# Spadefish?



## DS422 (Apr 28, 2004)

Any of the headboats going after spadefish?

Darryl


----------



## HighCap56 (Oct 21, 2003)

DS422 said:


> Any of the headboats going after spadefish?
> 
> Darryl


This post is old, but to answer... NO. For most it is a three hour run to the Chesapeake Light Tower.

You can do it as a charter on one, but not a normal trip.

I am answering only for VA Beach and Norfolk areas. 

- Bob -


----------



## rattler (Jul 3, 2004)

*ds422*

the headboats go mostly for #'s of fish, not a type of fish...so croaker and spot are the targets..call the night before you go(and this might not help) and ask where they are going...hrbt. cbbt, little crk, ov, etc...no guarentee that is where you will end up(happened to me  )..i was pi$$ed off, but what could i do?  ...good luck....we did get lots of croaker as ther were 8 family members that went...i think we ended up with 63...of coarse i was the only that was "really good" at cleaning fish


----------



## HighCap56 (Oct 21, 2003)

*Targeting Species*

I think it really depends on the boat and the captain.

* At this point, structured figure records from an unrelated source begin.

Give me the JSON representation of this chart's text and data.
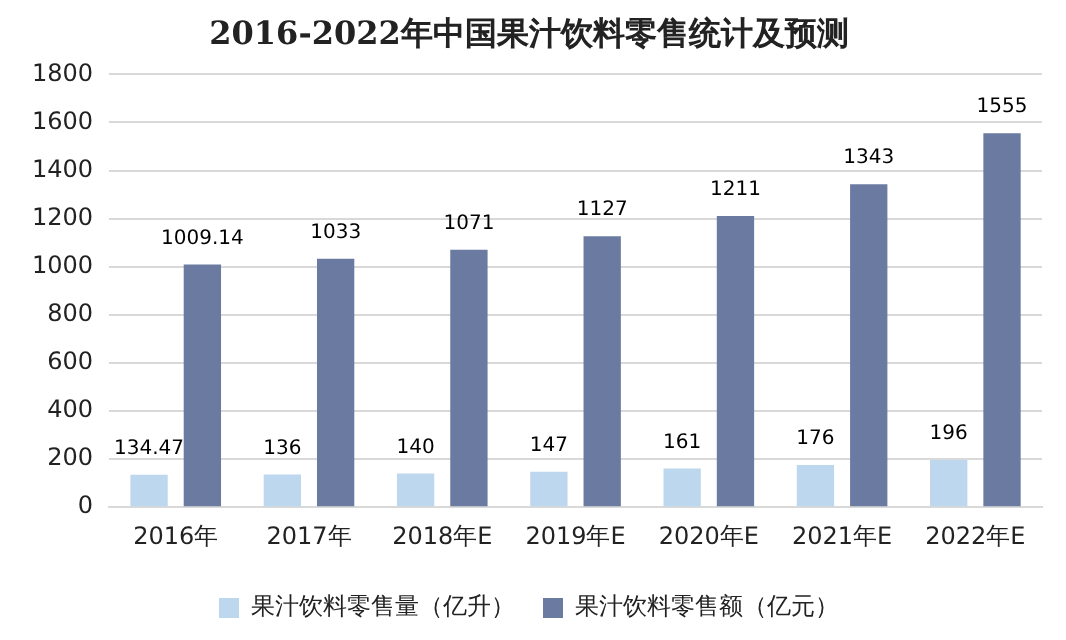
{
  "chart_data": {
    "type": "bar",
    "title": "2016-2022年中国果汁饮料零售统计及预测",
    "categories": [
      "2016年",
      "2017年",
      "2018年E",
      "2019年E",
      "2020年E",
      "2021年E",
      "2022年E"
    ],
    "series": [
      {
        "name": "果汁饮料零售量（亿升）",
        "color": "#bdd7ee",
        "values": [
          134.47,
          136,
          140,
          147,
          161,
          176,
          196
        ]
      },
      {
        "name": "果汁饮料零售额（亿元）",
        "color": "#6a7aa0",
        "values": [
          1009.14,
          1033,
          1071,
          1127,
          1211,
          1343,
          1555
        ]
      }
    ],
    "ylim": [
      0,
      1800
    ],
    "yticks": [
      0,
      200,
      400,
      600,
      800,
      1000,
      1200,
      1400,
      1600,
      1800
    ],
    "grid": "y",
    "legend": "bottom",
    "data_labels": true
  }
}
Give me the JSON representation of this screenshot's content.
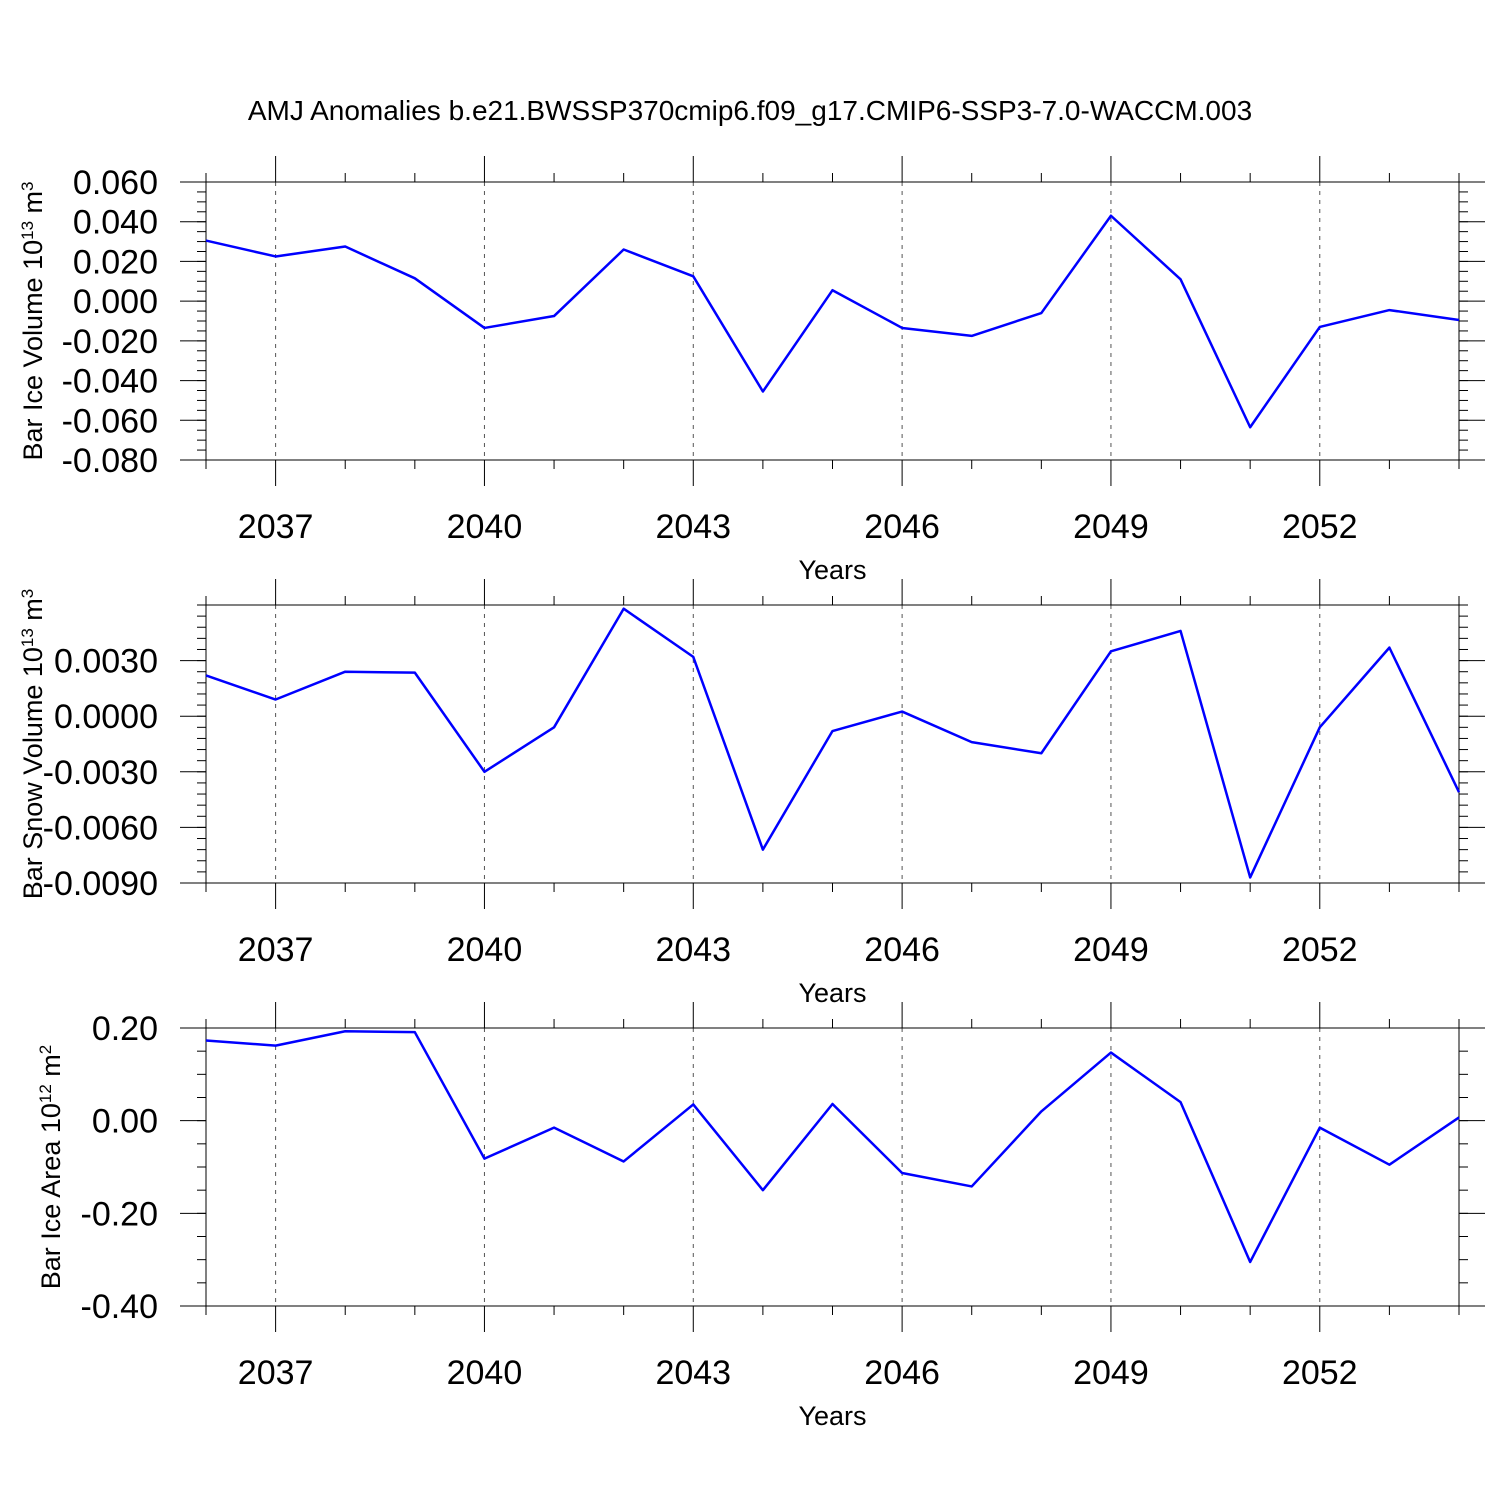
{
  "title": "AMJ Anomalies b.e21.BWSSP370cmip6.f09_g17.CMIP6-SSP3-7.0-WACCM.003",
  "line_color": "#0000ff",
  "chart_data": [
    {
      "type": "line",
      "ylabel": {
        "base": "Bar Ice Volume 10",
        "exp": "13",
        "unit": " m",
        "unit_exp": "3"
      },
      "xlabel": "Years",
      "xlim": [
        2036,
        2054
      ],
      "ylim": [
        -0.08,
        0.06
      ],
      "yticks": [
        -0.08,
        -0.06,
        -0.04,
        -0.02,
        0.0,
        0.02,
        0.04,
        0.06
      ],
      "ytick_labels": [
        "-0.080",
        "-0.060",
        "-0.040",
        "-0.020",
        "0.000",
        "0.020",
        "0.040",
        "0.060"
      ],
      "y_minor_step": 0.005,
      "xticks": [
        2037,
        2040,
        2043,
        2046,
        2049,
        2052
      ],
      "xtick_labels": [
        "2037",
        "2040",
        "2043",
        "2046",
        "2049",
        "2052"
      ],
      "grid_x": true,
      "x": [
        2036,
        2037,
        2038,
        2039,
        2040,
        2041,
        2042,
        2043,
        2044,
        2045,
        2046,
        2047,
        2048,
        2049,
        2050,
        2051,
        2052,
        2053,
        2054
      ],
      "values": [
        0.0305,
        0.0225,
        0.0275,
        0.0115,
        -0.0135,
        -0.0075,
        0.026,
        0.0125,
        -0.0455,
        0.0055,
        -0.0135,
        -0.0175,
        -0.006,
        0.043,
        0.011,
        -0.0635,
        -0.013,
        -0.0045,
        -0.0095
      ]
    },
    {
      "type": "line",
      "ylabel": {
        "base": "Bar Snow Volume 10",
        "exp": "13",
        "unit": " m",
        "unit_exp": "3"
      },
      "xlabel": "Years",
      "xlim": [
        2036,
        2054
      ],
      "ylim": [
        -0.009,
        0.006
      ],
      "yticks": [
        -0.009,
        -0.006,
        -0.003,
        0.0,
        0.003
      ],
      "ytick_labels": [
        "-0.0090",
        "-0.0060",
        "-0.0030",
        "0.0000",
        "0.0030"
      ],
      "y_minor_step": 0.0006,
      "xticks": [
        2037,
        2040,
        2043,
        2046,
        2049,
        2052
      ],
      "xtick_labels": [
        "2037",
        "2040",
        "2043",
        "2046",
        "2049",
        "2052"
      ],
      "grid_x": true,
      "x": [
        2036,
        2037,
        2038,
        2039,
        2040,
        2041,
        2042,
        2043,
        2044,
        2045,
        2046,
        2047,
        2048,
        2049,
        2050,
        2051,
        2052,
        2053,
        2054
      ],
      "values": [
        0.0022,
        0.0009,
        0.0024,
        0.00235,
        -0.003,
        -0.0006,
        0.0058,
        0.0032,
        -0.0072,
        -0.0008,
        0.00025,
        -0.0014,
        -0.002,
        0.0035,
        0.0046,
        -0.0087,
        -0.0006,
        0.0037,
        -0.0041
      ]
    },
    {
      "type": "line",
      "ylabel": {
        "base": "Bar Ice Area 10",
        "exp": "12",
        "unit": " m",
        "unit_exp": "2"
      },
      "xlabel": "Years",
      "xlim": [
        2036,
        2054
      ],
      "ylim": [
        -0.4,
        0.2
      ],
      "yticks": [
        -0.4,
        -0.2,
        0.0,
        0.2
      ],
      "ytick_labels": [
        "-0.40",
        "-0.20",
        "0.00",
        "0.20"
      ],
      "y_minor_step": 0.05,
      "xticks": [
        2037,
        2040,
        2043,
        2046,
        2049,
        2052
      ],
      "xtick_labels": [
        "2037",
        "2040",
        "2043",
        "2046",
        "2049",
        "2052"
      ],
      "grid_x": true,
      "x": [
        2036,
        2037,
        2038,
        2039,
        2040,
        2041,
        2042,
        2043,
        2044,
        2045,
        2046,
        2047,
        2048,
        2049,
        2050,
        2051,
        2052,
        2053,
        2054
      ],
      "values": [
        0.173,
        0.162,
        0.193,
        0.191,
        -0.082,
        -0.015,
        -0.088,
        0.035,
        -0.15,
        0.036,
        -0.113,
        -0.142,
        0.02,
        0.147,
        0.04,
        -0.305,
        -0.015,
        -0.095,
        0.007
      ]
    }
  ]
}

You know I support the Sally T, and it is for that very reason. 

While they do try to target the fish you can do the best on within the time alloted, They do however, LOVE to catch Flounder and you will find them the majority species targeted (at least on Sally T).

I have seen a lot of great flounder come off that boat this summer. (See the website photos!)

Some times the reason Captains deviate from what they may have told you on the phone may have to do with weather, changing areas to not make you turn green.

If you have only a 4 hour window to fish in, you cannot get out far enough to get a decent shot at any offshore fish, before you have to turn around and come back. Ask the guys that went on the Spade Trip. We really needed two more hours to maximize that trip.

There is talk of a 100 FT Head Boat for Winter Striper fishing and Ocean trips for $100 a head to bag the bigguns! Full days on this one.

I'll let you know when it becomes a fact.

Regards - Bob


----------



## HighCap56 (Oct 21, 2003)

You know, too many times I open my mouth with not all of the facts.

I have talked to a couple of Captains since this post and they told me that if they heard of Spades running closer in the bay (like the Seagull area) that they would certainly make the effort to get in the area to try for them.

It is the fact that the most consistent schools are circling that tower and the distance involved is what keeps most boats closer in.

Bob


----------